Operasi yang dilakukan pada femur proksimal merupakan salah satu operasi
yang sering dilakukan di bidang orthopaedi. Salah satu tujuan operasi pada femur
proksimal antara lain mengembalikan posisi fragmen seanatomis mungkin. Sehingga
tujuan dasar dari penelitian ini adalah untuk mengumpulkan data morfometri femur
proksimal pada populasi di negara berkembang dimana ada perbedaan secar fisik,
kebiasaan, genetik, dan gaya hidup dengan populasi orang barat. Untuk
5
meminimalkan komplikasi intra dan pasca operasi, implant harus didesain
berdasarkan data anthropometri dan biomekanik (Mishra et al., 2009).
Kecocokan geometri diantara tulang dan implant merupakan salah satu faktor
penting terhadap kesuksesan hasil operasi. Revisi operasi dilakukan jika terdapat
instabilitas dari implant, sehingga diperlukan geometri komponen implant yang tepat
untuk stabilitas jangka panjang (Baharuddin et al., 2011).

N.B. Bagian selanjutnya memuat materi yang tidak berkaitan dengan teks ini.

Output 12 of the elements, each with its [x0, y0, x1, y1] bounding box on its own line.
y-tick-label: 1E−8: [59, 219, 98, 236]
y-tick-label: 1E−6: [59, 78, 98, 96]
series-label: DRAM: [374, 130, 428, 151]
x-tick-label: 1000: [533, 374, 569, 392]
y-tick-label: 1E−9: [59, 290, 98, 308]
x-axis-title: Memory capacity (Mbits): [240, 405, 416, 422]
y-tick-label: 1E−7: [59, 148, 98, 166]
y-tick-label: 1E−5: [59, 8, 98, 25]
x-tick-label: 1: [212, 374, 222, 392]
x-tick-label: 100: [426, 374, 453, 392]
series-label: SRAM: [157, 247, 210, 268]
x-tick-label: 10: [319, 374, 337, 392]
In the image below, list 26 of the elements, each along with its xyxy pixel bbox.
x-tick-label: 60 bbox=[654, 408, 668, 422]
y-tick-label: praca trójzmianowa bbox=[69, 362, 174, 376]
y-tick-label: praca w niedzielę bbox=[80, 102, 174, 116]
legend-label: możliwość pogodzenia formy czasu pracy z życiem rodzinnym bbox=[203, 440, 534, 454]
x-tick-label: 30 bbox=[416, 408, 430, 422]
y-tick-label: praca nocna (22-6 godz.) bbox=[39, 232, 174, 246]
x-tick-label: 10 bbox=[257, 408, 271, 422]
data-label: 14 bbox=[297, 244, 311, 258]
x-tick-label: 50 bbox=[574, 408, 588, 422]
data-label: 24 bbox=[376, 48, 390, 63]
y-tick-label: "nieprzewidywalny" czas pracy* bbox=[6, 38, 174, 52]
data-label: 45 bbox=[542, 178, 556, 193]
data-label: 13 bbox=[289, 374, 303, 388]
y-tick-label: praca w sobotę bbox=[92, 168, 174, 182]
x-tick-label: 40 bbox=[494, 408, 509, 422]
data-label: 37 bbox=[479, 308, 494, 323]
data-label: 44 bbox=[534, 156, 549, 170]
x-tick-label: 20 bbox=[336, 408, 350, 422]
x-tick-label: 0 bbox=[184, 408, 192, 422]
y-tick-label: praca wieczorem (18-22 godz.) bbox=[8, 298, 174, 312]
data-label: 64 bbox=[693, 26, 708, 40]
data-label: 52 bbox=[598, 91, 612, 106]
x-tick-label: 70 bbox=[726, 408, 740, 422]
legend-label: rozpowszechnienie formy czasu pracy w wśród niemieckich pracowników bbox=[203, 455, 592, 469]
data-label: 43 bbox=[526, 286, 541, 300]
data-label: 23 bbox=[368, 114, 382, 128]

Menurut sensus Badan Pusat Statistik Indonesia (2000), etnik terbesar di
Indonesia adalah suku Jawa yang merupakan 41% total populasi di Indonesia. Suku
terbesar selanjutnya diikuti suku Sunda (15,41%) , Melayu ( 3,45%) dan Madura
(3,37%).
Dengan mempelajari data morfometri femur proksimal yang dihasilkan dari
data CT Scan dari populasi orang Indonesia, diharapkan dapat memberikan data
morfometri yang berguna untuk membuat femoral stem THA bagi populasi
Indonesia.
1.2. Rumusan Masalah
Berdasarkan latar belakang tersebut diatas maka dapat dikembangkan
rumusan masalah penelitian sebagai berikut :
1. Apakah ukuran morfometri femur proksimal populasi Indonesia berbeda
dengan ras-ras lain di dunia?
2. Apakah ada hubungan jenis kelamin (laki-laki dan perempuan) populasi
Indonesia dengan ukuran morfometri femur proksimal?
6
3. Bagaimana bentuk canal flare index (CFI) populasi Indonesia dan tipe
femoral stem apa yang sebaiknya digunakan (cementless atau cemented)?
4. Bagaimana ukuran dasar desain prostesis THA (femoral stem) yang sesuai
dengan morfometri femur proksimal populasi Indonesia?
1.3. Tujuan Penelitian
Tujuan utama penelitian ini adalah untuk mengetahui morfometri femur
proksimal populasi Melayu Mongoloid Indonesia etnis Jawa.
Tujuan khusus penelitian ini adalah untuk mengetahui adanya perbedaan
morfometri femur proksimal populasi Malaya Mongoloid Indonesia etnis Jawa
dibanding morfometri femur proksimal ras-ras lainnya.
7
1.4. Manfaat Penelitian
1. Dengan adanya data dari penelitian ini diharapkan dapat menjadi masukan
data serta acuan dalam mendesain femoral stem THA sesuai ukuran populasi
orang Indonesia.
2. Dengan adanya data dari penelitian ini diharapkan dapat meningkatkan hasil
luaran klinis operasi THA di Indonesia.